Search code examples
esbtalend

How to split a camel message body into rows in order to iterate over them in Talend ESB


So, like the title says, I'm using Talend ESB in order to handle camel messaging. In my case, I'm sending the contents of a file as the message body to the child Talend job. In some scenarios the contents of the file may have 2+ rows. All I need is to be able to iterate over each of those rows independently within the child-job itself.

I guess my question is 2 folded. 1. If possible how do I do this? and 2. is the iteration process better suited at the route level, or the child-job the route calls.

Right now, the files I'm handling are | delimited. To handle this, I have the tRouteInput_1 going directly to a tExtractDelimtedFields and use those values to set variables globally, like so.The beginning of child ESB job.

The problem with this, is it's only reading the first row of the file, and moving on.
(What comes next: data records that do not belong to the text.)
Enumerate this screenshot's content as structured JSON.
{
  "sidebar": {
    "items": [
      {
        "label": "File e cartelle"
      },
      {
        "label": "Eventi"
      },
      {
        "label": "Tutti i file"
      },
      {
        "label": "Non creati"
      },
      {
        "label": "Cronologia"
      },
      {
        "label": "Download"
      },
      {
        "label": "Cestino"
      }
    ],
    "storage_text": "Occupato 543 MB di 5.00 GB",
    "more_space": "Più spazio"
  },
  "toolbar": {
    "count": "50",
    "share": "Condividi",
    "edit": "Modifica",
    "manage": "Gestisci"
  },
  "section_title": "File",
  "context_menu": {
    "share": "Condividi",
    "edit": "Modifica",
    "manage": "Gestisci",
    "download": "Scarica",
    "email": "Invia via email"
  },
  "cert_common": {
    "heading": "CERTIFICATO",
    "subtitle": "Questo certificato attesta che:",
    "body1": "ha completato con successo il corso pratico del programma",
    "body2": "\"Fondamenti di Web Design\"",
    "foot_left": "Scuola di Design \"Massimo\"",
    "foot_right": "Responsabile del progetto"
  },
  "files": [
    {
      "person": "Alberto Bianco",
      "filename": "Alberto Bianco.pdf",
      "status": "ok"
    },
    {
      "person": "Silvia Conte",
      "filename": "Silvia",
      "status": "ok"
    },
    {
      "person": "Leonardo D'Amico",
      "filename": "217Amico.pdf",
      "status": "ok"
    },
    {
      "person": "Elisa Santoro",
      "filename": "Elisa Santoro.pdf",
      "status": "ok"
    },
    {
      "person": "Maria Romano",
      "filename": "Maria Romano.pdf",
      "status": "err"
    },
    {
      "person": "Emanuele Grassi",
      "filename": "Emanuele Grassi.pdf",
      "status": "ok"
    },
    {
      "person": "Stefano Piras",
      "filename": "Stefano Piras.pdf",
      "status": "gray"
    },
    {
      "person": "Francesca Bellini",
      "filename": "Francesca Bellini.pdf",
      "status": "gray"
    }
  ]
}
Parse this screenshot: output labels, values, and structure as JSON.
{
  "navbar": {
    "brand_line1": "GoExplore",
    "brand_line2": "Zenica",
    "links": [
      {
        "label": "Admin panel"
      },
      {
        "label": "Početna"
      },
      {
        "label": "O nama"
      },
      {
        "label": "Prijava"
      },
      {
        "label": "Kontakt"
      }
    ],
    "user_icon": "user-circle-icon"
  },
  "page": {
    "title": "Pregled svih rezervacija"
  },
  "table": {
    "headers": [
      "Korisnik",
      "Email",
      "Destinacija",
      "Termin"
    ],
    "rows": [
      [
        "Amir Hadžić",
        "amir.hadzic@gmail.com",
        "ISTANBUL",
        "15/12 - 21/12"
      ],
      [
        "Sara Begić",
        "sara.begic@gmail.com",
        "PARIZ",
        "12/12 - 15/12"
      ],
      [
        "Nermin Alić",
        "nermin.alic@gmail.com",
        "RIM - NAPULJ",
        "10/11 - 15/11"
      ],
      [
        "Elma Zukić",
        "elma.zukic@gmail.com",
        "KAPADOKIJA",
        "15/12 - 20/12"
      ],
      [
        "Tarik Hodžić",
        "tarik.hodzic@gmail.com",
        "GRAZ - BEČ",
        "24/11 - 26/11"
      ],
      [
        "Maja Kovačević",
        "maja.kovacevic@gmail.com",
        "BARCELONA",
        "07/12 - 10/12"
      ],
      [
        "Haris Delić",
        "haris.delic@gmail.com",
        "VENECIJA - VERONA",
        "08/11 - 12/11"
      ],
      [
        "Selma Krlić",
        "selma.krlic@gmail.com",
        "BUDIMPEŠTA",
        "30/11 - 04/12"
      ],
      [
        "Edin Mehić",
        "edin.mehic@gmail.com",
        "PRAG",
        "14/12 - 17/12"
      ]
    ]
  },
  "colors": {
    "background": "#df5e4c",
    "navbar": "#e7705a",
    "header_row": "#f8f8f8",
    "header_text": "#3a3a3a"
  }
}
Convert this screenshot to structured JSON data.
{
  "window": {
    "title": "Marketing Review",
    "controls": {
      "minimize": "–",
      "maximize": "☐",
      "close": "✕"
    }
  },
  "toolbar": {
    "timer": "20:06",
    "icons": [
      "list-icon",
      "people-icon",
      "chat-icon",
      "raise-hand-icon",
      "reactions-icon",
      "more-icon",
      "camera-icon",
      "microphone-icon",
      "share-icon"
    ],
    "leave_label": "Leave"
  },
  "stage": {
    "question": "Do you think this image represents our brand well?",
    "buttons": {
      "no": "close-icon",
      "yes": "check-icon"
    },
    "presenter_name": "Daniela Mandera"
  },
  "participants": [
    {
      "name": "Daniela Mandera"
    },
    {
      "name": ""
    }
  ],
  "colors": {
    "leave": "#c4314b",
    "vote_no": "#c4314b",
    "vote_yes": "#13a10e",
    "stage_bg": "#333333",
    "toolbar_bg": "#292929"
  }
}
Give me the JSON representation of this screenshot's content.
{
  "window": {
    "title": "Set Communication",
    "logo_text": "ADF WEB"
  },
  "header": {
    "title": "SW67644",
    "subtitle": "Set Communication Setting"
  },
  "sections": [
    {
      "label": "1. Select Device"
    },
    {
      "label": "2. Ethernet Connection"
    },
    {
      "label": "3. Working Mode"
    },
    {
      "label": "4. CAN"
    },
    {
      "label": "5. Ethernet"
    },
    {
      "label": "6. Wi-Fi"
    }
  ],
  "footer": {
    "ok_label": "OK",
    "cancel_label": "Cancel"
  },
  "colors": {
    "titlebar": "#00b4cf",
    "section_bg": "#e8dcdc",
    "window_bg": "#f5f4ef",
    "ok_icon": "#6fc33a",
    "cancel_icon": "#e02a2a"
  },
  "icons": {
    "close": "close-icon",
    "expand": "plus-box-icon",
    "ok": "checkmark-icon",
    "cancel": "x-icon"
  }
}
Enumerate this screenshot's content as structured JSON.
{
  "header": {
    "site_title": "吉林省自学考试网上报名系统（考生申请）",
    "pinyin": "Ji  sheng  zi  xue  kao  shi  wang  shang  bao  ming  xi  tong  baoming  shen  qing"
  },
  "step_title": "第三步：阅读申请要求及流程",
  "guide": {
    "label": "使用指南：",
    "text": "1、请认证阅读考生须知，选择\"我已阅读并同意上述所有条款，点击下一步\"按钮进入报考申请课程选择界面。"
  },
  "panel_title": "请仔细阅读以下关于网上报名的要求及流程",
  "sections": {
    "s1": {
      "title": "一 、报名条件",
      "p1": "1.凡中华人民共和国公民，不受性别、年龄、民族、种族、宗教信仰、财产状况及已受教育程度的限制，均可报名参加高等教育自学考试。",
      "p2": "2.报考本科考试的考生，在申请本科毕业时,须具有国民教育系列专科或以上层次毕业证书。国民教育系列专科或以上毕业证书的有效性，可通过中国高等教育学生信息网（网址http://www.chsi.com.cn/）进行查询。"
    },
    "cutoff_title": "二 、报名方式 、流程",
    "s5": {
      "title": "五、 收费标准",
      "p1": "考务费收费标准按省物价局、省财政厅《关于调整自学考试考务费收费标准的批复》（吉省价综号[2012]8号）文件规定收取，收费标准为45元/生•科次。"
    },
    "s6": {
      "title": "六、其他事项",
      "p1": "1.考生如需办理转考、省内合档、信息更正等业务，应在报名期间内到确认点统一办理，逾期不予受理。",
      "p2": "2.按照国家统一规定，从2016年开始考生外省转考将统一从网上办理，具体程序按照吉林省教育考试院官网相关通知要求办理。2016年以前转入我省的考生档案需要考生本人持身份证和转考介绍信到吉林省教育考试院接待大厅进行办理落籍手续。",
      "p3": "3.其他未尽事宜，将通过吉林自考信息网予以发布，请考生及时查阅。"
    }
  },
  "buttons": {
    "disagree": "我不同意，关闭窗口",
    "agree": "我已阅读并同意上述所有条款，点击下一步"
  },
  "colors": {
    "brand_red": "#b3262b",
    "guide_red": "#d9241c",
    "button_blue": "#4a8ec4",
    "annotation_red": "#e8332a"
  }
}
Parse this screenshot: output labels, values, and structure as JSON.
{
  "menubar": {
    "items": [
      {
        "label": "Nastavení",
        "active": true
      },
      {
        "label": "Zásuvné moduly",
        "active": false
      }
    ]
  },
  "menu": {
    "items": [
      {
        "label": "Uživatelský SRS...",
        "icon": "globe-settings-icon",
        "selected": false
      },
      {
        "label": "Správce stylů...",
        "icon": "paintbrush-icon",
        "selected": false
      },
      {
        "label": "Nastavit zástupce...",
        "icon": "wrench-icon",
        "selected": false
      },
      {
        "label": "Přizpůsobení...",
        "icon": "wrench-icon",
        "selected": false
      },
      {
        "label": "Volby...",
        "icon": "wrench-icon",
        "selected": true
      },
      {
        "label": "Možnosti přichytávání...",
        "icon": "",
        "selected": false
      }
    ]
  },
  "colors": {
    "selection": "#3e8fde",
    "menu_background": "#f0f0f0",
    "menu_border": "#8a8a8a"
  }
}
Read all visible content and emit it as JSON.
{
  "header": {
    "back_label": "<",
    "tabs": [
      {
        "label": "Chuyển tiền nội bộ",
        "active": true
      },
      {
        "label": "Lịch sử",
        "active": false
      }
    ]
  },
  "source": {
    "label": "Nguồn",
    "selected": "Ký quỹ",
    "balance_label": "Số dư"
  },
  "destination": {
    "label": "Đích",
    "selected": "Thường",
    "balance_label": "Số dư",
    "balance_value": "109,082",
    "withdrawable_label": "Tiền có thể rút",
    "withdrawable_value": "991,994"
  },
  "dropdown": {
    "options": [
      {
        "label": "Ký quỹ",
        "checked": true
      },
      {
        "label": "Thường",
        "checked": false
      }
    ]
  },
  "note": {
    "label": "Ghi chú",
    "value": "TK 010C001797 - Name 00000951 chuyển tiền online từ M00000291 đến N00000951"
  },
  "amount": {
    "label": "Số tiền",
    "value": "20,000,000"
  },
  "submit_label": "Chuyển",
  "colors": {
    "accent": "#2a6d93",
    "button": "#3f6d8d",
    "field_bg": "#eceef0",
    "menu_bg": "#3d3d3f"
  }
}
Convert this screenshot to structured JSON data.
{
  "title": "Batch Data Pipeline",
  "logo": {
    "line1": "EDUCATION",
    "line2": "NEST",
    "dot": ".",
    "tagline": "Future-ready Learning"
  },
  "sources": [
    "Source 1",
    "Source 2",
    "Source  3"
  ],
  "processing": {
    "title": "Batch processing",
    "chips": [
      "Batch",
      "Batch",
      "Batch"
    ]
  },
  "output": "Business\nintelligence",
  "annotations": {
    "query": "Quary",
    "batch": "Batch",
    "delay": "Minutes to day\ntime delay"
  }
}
I need to be able to iterate over each row within the file/camel message.

Thanks, Alex


Solution

  • First you need to split your file on the row delimiter using a tNormalize.
    In my example, I simulate your tRouteInput by using a tFixedFlowInput containing the whole file as a single line, with rows separated by \n. Then for each resulting row returned by tNormalize, extract the fields you want (in tExtractDelimitedFields, create the schema corresponding to your row structure):

    enter image description here

    And the result:

    .--------+--------.
    |    tLogRow_1    |
    |=-------+-------=|
    |field1  |field2  |
    |=-------+-------=|
    |field1.1|field1.2|
    |field2.1|field2.2|
    |field3.1|field3.2|
    '--------+--------'
    

    You need to escape "|" by using "\\|" inside tExtractDelimitedFields, as the component accepts regex, and the pipe has special meaning.

    As for your 2nd question, I think it's better to do this inside the child job and not the route, as there are dedicated components for this not available in the routing perspective.